The CIGNA Government Services Part B 837 v. 4010A1 Inbound Professional Claim Companion Document/Trading Partner Agreement is a set of guidelines and agreements that healthcare providers must follow to submit electronic claims for professional services to CIGNA Government Services.
Who is required to file CIGNA Government Services Part B 837 v. 4010A1 Inbound Professional Claim Companion Document/Trading Partner Agreement?
Healthcare providers and organizations that bill for professional services to Medicare Part B are required to file the CIGNA Government Services Part B 837 v. 4010A1 Inbound Professional Claim Companion Document/Trading Partner Agreement.
How to fill out CIGNA Government Services Part B 837 v. 4010A1 Inbound Professional Claim Companion Document/Trading Partner Agreement?

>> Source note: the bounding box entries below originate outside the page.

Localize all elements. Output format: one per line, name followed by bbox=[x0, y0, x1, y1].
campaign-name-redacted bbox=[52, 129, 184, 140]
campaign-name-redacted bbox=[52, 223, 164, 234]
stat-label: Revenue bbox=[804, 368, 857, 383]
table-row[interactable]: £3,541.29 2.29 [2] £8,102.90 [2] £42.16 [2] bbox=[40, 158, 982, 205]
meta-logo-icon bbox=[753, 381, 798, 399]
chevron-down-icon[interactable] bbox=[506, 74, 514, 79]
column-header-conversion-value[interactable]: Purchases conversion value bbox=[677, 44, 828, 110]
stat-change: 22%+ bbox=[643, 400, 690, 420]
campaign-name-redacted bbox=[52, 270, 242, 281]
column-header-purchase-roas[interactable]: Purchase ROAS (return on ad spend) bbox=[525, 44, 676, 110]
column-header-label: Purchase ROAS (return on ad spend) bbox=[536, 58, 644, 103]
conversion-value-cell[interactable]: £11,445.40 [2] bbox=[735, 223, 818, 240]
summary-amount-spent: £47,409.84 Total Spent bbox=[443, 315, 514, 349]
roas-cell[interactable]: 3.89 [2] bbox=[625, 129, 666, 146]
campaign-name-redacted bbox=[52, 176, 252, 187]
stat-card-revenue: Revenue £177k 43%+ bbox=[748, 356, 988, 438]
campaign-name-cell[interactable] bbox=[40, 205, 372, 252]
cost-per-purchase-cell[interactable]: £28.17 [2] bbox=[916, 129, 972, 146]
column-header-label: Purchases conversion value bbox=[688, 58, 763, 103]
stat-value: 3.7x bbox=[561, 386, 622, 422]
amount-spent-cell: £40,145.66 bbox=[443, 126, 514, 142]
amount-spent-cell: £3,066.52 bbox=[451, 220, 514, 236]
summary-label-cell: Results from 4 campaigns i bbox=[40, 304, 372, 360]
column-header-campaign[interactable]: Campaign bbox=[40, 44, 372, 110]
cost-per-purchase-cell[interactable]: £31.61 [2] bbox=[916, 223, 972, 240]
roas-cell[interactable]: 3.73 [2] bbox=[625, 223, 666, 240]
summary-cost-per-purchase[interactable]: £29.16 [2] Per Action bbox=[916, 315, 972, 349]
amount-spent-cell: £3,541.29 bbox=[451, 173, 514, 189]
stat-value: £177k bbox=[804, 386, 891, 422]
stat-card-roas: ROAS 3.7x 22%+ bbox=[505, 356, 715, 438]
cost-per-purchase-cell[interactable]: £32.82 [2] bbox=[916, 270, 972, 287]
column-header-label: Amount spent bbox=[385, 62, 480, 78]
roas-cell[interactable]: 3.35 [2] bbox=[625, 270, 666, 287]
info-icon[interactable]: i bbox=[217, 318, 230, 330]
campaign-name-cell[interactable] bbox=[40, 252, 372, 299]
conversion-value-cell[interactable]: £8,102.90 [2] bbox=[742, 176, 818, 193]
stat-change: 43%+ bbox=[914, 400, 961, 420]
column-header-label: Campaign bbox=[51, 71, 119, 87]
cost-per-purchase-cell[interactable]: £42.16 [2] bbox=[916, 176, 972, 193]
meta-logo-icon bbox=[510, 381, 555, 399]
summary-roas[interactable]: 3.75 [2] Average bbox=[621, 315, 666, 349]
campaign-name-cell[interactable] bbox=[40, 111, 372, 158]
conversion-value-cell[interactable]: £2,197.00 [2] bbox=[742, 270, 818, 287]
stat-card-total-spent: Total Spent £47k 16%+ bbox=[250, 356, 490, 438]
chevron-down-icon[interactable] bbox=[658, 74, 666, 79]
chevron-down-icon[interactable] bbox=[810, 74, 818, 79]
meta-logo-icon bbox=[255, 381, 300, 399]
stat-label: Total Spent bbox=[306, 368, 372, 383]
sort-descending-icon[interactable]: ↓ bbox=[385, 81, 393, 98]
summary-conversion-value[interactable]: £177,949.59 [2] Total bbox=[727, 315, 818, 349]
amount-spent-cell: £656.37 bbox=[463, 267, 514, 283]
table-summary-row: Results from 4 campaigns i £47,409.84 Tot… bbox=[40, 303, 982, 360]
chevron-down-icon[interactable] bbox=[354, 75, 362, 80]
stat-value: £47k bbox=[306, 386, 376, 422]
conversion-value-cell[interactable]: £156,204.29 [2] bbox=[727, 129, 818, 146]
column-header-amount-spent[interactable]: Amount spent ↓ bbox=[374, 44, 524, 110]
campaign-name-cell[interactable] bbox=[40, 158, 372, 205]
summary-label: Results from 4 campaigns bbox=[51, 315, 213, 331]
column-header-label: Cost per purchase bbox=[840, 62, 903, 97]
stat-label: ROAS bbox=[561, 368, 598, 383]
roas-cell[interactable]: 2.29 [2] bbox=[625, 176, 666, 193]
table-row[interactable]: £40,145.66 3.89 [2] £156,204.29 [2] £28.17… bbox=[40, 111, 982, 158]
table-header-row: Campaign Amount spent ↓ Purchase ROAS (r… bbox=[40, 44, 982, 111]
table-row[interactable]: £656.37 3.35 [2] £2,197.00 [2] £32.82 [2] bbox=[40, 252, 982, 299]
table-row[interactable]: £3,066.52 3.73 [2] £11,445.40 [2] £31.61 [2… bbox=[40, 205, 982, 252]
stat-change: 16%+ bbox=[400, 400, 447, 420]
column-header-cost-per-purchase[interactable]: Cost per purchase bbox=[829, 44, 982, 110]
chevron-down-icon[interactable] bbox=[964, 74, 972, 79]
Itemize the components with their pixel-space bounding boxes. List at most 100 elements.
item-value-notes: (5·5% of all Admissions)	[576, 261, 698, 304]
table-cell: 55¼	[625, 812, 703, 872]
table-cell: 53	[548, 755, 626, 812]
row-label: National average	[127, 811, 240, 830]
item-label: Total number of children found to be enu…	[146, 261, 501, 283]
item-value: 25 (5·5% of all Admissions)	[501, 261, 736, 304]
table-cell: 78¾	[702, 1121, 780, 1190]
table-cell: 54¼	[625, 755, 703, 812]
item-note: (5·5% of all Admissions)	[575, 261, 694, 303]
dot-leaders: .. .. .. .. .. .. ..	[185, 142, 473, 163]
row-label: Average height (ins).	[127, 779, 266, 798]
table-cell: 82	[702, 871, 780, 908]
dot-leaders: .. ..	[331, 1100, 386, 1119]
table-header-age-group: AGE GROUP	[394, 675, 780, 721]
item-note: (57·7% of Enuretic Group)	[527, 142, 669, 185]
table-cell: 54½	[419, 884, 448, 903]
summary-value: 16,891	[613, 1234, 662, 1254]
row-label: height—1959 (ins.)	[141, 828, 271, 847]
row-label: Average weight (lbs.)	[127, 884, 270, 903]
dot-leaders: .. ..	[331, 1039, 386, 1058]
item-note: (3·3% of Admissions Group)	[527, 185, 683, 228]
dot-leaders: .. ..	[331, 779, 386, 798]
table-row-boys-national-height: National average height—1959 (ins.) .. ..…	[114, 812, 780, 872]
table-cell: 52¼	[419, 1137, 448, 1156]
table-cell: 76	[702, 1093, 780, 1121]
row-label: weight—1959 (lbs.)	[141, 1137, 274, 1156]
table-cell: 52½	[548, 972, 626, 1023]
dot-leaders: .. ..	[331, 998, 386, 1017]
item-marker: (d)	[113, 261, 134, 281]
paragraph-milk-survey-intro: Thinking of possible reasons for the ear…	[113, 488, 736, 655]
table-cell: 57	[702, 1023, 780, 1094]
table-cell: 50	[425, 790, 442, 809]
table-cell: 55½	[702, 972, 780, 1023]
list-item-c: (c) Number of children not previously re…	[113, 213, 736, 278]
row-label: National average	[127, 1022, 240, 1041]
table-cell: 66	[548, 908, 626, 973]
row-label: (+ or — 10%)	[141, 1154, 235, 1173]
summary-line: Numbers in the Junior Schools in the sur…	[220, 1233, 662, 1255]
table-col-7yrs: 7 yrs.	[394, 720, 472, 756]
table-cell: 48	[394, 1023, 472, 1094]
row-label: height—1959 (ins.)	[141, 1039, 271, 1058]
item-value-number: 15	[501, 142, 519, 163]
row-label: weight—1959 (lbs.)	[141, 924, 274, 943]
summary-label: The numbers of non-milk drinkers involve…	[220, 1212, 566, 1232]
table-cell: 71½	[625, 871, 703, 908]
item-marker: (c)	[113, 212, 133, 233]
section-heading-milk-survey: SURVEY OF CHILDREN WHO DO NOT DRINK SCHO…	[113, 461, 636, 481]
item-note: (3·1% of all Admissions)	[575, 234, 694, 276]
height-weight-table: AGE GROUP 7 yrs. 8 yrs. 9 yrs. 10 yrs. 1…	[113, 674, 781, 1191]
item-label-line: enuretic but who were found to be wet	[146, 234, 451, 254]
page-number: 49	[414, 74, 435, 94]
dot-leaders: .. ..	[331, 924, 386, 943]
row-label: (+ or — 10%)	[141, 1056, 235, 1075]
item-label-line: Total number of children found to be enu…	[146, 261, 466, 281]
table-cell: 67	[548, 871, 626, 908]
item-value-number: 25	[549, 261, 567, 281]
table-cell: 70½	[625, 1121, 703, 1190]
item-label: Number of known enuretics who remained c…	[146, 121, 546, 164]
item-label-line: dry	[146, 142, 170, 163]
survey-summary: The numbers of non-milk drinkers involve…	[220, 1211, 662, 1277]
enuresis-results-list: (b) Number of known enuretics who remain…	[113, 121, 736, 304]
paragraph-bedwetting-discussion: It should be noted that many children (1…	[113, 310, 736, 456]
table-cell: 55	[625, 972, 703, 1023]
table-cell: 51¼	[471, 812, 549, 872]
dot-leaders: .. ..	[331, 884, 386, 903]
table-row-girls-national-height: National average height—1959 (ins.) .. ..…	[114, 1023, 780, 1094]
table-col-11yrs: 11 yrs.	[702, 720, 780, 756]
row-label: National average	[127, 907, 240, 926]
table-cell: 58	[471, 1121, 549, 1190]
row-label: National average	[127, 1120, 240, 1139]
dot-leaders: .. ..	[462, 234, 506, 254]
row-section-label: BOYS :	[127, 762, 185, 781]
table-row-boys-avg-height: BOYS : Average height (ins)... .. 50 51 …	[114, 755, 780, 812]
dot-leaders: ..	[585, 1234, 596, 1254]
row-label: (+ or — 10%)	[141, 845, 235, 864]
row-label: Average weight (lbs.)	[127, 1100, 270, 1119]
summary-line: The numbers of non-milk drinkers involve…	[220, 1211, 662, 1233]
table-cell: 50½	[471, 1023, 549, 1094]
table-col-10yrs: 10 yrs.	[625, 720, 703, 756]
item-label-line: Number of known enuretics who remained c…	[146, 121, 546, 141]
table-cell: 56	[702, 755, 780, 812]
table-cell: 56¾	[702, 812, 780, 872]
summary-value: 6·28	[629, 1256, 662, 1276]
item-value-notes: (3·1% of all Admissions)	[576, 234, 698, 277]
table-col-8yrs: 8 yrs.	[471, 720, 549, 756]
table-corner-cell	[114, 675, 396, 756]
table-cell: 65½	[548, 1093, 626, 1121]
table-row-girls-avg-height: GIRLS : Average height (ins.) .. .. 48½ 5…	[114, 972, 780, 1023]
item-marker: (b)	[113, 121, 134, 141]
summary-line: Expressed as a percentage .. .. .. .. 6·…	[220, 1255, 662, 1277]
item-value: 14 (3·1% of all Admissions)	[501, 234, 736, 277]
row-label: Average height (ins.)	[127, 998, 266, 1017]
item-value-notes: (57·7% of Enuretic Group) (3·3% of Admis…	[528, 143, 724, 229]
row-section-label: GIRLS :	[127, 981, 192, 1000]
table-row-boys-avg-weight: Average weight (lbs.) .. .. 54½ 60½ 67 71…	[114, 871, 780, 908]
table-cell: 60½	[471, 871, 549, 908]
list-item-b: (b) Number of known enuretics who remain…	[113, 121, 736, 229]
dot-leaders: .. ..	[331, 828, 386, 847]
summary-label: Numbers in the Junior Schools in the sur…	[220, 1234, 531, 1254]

To fill out the document, healthcare providers must gather necessary patient and service information, adhere to the formatting specified in the 837 v. 4010A1 format, and ensure all required fields are accurately completed before submission.
What is the purpose of CIGNA Government Services Part B 837 v. 4010A1 Inbound Professional Claim Companion Document/Trading Partner Agreement?
The purpose of this document is to provide a standardized format for electronic submissions of professional claims, ensure compliance with regulations, and establish a partnership agreement between trading partners for the exchange of information.
What information must be reported on CIGNA Government Services Part B 837 v. 4010A1 Inbound Professional Claim Companion Document/Trading Partner Agreement?
The information that must be reported includes patient demographics, provider identifiers, claim details such as services rendered, billing and diagnosis codes, and other relevant data required for processing the claims.